# Jordan Curve and Jordan Arc form Two Jordan Curves/Corollary

## Corollary to Jordan Curve and Jordan Arc form Two Jordan Curves

Let $\closedint a b$ denote the closed real interval between $a \in \R, b \in \R: a \le b$.

Let $\gamma: \closedint a b \to \R^2$ be a Jordan curve.

Let the interior of $\gamma$ be denoted $\map {\operatorname {Int} } \gamma$.

Let the image of $\gamma$ be denoted $\Img \gamma$.

Let $\sigma: \closedint c d \to \R^2$ be a Jordan arc such that:

$\map \sigma c \ne \map \sigma d$
$\map \sigma c, \map \sigma d \in \Img \gamma$

and:

$\forall t \in \openint c d: \map \sigma t \in \map {\operatorname {Int} } \gamma$

Let $t_1 = \map {\gamma^{-1} } {\map \sigma c}$.

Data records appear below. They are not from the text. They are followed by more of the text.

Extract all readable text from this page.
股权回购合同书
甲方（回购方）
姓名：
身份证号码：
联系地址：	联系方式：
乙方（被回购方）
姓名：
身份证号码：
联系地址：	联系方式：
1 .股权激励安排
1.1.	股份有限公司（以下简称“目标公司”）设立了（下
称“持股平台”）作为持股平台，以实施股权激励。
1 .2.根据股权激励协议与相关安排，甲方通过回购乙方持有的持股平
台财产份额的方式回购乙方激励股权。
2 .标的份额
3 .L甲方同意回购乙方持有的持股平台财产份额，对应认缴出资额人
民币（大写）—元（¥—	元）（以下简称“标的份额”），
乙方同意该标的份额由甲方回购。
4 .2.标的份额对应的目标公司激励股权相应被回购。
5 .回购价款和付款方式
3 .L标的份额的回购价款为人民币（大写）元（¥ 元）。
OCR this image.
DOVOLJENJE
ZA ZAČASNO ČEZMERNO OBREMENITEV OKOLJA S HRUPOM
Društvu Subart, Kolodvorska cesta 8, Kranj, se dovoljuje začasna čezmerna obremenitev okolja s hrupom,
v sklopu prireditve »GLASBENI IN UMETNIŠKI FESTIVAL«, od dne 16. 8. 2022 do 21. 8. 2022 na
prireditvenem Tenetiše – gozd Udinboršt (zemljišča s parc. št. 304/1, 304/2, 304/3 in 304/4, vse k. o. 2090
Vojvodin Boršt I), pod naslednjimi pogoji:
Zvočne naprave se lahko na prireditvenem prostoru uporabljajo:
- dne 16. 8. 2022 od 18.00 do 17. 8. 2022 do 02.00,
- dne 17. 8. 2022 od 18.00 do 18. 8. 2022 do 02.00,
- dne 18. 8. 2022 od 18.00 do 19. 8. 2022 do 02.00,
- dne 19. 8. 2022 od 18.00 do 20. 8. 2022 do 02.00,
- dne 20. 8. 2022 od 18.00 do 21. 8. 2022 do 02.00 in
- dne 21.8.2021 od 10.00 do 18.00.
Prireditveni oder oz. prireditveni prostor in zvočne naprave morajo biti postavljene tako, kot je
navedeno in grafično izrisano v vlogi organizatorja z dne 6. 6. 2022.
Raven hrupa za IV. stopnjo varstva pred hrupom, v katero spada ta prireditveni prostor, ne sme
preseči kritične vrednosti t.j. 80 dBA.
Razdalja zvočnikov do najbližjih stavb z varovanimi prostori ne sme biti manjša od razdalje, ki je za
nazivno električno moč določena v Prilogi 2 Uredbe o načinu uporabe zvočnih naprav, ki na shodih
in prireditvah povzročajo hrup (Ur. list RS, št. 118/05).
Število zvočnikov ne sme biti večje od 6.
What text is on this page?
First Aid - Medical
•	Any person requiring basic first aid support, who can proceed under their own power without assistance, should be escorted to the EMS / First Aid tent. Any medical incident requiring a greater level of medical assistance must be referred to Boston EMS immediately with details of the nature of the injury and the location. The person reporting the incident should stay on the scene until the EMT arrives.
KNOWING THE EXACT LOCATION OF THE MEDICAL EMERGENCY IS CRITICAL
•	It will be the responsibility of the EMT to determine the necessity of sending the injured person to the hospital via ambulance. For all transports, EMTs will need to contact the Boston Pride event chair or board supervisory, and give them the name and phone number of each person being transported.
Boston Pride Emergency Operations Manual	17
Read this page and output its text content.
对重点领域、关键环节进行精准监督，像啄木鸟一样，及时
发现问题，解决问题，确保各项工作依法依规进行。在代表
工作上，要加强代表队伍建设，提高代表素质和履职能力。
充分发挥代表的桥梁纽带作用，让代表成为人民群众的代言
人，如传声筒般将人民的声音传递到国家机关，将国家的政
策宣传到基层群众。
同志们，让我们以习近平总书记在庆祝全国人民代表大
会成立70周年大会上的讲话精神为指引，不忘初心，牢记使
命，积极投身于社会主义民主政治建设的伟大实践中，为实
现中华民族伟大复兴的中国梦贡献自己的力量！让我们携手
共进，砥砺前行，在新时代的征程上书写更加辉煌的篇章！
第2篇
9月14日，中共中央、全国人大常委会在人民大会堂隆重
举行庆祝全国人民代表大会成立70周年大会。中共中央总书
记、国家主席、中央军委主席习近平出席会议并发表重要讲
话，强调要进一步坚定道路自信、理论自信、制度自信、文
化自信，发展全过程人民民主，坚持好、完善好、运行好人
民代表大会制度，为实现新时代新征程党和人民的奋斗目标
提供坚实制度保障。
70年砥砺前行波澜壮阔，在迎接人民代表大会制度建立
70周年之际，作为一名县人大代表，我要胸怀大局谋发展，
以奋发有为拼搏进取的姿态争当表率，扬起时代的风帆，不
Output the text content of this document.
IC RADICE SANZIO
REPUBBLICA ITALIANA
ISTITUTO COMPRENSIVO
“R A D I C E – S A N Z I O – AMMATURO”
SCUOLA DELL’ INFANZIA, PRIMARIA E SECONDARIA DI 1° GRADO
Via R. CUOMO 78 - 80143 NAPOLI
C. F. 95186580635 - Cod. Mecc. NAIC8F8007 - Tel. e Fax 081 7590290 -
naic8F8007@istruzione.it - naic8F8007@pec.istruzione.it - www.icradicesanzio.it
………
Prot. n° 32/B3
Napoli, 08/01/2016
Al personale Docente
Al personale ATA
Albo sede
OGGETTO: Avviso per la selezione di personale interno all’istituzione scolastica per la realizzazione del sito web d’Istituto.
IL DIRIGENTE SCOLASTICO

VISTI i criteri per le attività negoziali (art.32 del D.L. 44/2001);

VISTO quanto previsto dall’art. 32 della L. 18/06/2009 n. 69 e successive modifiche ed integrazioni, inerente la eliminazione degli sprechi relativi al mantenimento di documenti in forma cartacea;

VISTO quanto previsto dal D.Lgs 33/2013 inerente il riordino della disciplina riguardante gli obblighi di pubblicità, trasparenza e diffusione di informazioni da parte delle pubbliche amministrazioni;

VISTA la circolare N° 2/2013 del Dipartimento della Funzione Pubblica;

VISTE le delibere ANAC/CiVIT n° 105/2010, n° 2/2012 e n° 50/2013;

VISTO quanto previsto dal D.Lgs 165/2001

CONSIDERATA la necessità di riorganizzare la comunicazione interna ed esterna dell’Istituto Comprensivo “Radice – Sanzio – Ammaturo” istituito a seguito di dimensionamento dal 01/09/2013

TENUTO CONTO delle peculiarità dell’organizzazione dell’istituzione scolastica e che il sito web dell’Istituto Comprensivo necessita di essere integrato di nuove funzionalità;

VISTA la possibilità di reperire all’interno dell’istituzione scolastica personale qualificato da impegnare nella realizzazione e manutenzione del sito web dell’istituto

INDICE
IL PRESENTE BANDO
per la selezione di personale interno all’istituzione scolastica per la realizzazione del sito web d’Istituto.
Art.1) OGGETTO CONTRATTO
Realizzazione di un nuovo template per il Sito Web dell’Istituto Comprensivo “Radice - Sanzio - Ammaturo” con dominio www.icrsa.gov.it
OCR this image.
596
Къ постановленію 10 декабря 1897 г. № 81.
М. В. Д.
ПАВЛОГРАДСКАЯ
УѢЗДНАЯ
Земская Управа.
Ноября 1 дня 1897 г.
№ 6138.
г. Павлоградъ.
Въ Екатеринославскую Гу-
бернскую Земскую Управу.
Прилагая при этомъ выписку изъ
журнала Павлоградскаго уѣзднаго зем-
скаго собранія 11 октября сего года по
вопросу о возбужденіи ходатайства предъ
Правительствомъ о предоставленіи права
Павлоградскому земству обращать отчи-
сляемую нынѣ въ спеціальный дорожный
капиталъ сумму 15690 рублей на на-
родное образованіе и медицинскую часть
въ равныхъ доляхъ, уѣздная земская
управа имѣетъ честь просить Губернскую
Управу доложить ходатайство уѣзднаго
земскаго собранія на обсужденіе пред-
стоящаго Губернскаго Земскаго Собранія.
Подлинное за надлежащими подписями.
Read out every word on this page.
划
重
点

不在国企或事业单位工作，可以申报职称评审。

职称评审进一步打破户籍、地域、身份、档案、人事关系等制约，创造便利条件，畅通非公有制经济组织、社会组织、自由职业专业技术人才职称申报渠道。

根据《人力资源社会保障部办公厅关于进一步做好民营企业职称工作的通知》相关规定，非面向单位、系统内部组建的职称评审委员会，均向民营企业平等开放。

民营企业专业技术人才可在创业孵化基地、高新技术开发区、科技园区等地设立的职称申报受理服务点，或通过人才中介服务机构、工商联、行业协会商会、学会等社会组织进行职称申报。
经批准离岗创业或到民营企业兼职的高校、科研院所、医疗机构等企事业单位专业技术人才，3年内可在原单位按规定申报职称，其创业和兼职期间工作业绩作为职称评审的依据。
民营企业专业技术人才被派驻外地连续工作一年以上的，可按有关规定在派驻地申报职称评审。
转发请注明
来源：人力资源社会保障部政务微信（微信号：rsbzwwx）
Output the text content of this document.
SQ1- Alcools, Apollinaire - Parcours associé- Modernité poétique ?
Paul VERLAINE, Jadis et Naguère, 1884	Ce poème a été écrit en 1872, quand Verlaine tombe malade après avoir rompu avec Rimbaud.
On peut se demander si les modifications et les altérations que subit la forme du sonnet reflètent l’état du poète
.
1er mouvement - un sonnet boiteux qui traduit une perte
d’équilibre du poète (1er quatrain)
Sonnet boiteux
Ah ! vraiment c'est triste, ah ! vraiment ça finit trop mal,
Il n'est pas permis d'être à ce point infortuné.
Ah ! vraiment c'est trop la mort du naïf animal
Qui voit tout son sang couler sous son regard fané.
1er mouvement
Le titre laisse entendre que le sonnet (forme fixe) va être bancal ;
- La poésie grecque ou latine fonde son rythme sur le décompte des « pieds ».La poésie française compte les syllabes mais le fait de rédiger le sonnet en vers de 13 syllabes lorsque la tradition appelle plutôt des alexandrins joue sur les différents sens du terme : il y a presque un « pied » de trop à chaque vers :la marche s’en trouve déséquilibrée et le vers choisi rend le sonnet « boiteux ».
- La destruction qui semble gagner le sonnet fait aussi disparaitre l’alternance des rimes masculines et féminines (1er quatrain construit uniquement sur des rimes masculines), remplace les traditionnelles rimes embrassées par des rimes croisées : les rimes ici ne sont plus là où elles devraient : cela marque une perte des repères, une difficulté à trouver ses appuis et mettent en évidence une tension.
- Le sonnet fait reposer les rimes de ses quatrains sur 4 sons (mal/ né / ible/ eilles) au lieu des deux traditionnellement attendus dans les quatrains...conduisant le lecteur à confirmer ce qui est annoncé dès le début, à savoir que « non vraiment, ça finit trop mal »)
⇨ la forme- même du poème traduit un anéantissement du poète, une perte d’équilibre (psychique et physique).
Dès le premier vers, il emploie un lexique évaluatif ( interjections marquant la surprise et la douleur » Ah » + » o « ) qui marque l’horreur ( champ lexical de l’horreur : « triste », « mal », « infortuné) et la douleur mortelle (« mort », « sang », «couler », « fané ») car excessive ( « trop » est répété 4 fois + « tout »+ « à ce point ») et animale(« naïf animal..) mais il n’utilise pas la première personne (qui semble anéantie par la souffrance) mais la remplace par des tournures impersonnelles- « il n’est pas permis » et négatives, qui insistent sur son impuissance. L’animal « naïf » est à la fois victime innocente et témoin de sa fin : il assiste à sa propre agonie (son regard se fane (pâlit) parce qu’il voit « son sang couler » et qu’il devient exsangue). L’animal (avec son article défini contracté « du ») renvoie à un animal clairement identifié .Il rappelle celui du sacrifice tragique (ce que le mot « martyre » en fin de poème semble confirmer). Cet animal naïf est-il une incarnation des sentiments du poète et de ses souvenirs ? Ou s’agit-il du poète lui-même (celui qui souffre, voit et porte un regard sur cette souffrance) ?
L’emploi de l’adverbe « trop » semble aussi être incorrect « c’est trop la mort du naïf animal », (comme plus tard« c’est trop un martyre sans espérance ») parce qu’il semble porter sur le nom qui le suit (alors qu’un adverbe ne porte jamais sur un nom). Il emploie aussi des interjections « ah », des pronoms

Let $t_2 = \map {\gamma^{-1} } {\map \sigma d}$.

Let $t_1 < t_2$.

Define:

$-\sigma: \closedint c d \to \Img \sigma$ by $-\map \sigma t = \map \sigma {c + d - t}$

Let $*$ denote concatenation of paths.

Let $\gamma \restriction_{\closedint a {t_1} }$ denote the restriction of $\gamma$ to $\closedint a {t_1}$.

Define:

$\gamma_1 = \gamma {\restriction_{\closedint a {t_2} } } * \paren {-\sigma} * \gamma {\restriction_{\closedint {t_1} b} }$

Define:

$\gamma_2 = \gamma {\restriction_{\closedint {t_2} {t_1} } } * \sigma$

Then $\gamma_1$ and $\gamma_2$ are Jordan curves such that:

$\map {\operatorname {Int} } {\gamma_1} \subseteq \map {\operatorname {Int} } \gamma$

and:

$\map {\operatorname {Int} } {\gamma_2} \subseteq \map {\operatorname {Int} } \gamma$

## Proof

This is proved in the same way as Jordan Curve and Jordan Arc form Two Jordan Curves.

$\blacksquare$